This archive report was first published on 11 July 2020.
Scientists from the Institut Pasteur in France conducted a study to understand the spread of Covid-19 in schools. In early February, two high school teachers in Crépy-en-Valois, a community in northern France, became ill with Covid-19 before schools closed.
Researchers tested the school's students and staff for coronavirus antibodies and found that 38% of the students, 43% of the teachers, and 59% of other school staff had antibodies, according to Dr. Arnaud Fontanet, an epidemiologist at the institute.
“Clearly you know that the virus circulated in the high school,” Dr.

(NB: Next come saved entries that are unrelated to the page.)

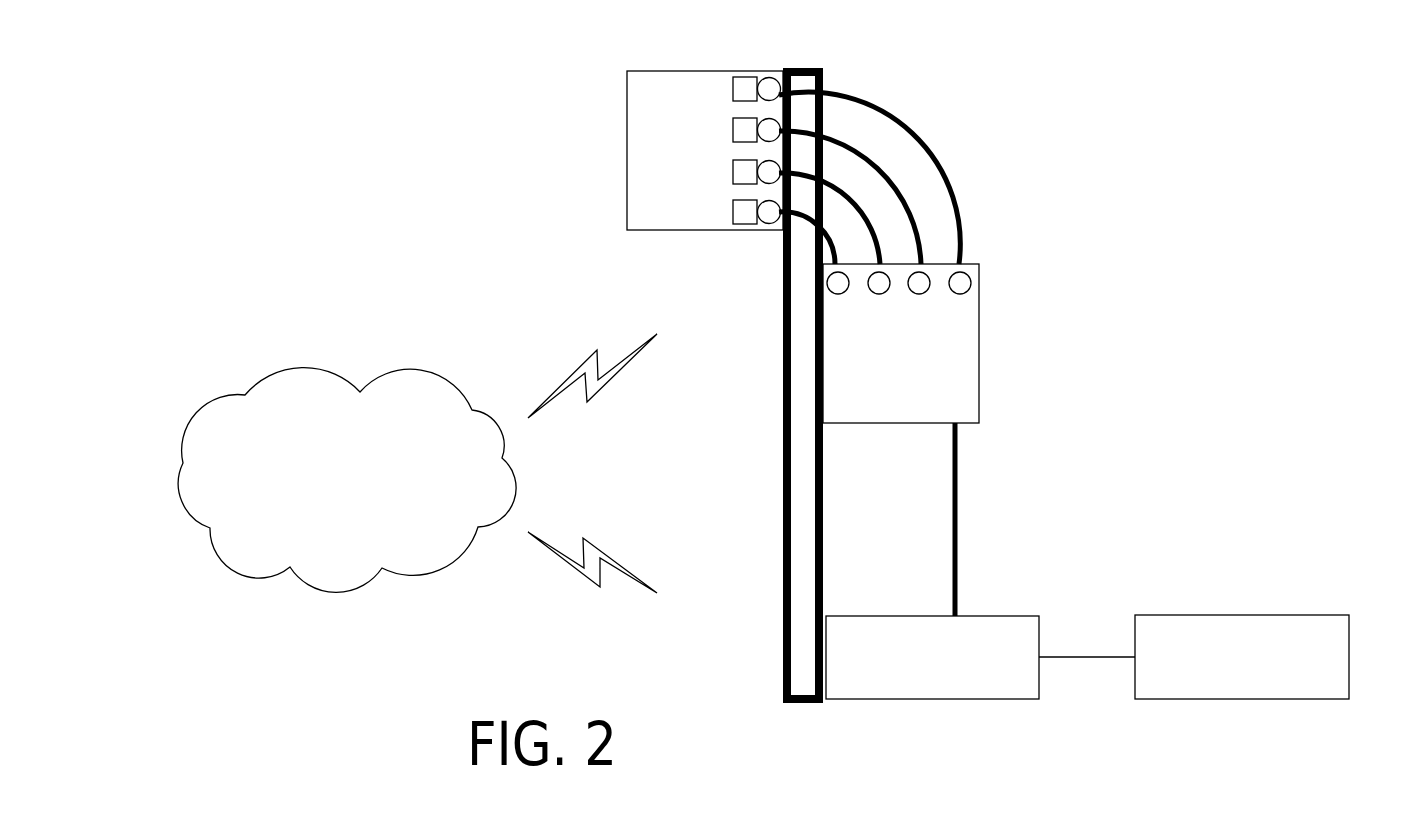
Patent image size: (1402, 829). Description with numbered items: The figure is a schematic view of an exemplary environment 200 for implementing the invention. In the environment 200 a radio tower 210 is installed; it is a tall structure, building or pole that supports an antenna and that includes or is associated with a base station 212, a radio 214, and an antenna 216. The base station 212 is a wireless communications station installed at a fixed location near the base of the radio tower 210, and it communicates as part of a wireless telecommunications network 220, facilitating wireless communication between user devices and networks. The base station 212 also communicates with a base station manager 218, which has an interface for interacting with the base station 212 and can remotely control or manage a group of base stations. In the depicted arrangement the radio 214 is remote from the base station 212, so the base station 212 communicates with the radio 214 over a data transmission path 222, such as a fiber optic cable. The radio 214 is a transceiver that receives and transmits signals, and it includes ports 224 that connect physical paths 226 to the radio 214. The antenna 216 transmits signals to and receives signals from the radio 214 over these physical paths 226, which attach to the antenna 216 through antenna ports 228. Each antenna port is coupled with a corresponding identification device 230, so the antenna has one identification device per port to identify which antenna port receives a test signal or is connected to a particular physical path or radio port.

The environment 200 is at (288, 142).
The radio tower 210 is at (824, 518).
The base station 212 is at (984, 616).
The radio 214 is at (980, 353).
The antenna 216 is at (627, 144).
The base station manager 218 is at (1294, 615).
The wireless telecommunications network 220 is at (296, 367).
The data transmission path 222 is at (957, 518).
The ports 224 is at (993, 270).
The physical paths 226 is at (868, 47).
The ports 228 is at (758, 56).
The identification devices 230 is at (757, 56).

Fontanet said.
Later, the team tested students and staff from six elementary schools in the community. The closure of schools in mid-February provided an opportunity to see if younger children had become infected when schools were in session.
Researchers found antibodies in only 9% of elementary students, 7% of teachers, and 4% of other staff. They identified three students in three different elementary schools who had attended classes with acute coronavirus symptoms before the schools closed.
None of the symptomatic students appeared to have infected other children, teachers, or staff, Dr. Fontanet said. Two of those symptomatic students had siblings in the high school, and the third had a sister who worked in the high school.
The research also indicated that when an elementary school student tested positive for coronavirus antibodies, there was a very high probability that the student's parents had also been infected, Dr. Fontanet said.
Dr. Fontanet suggested that the findings imply that older children may be able to transmit the virus more easily than younger children.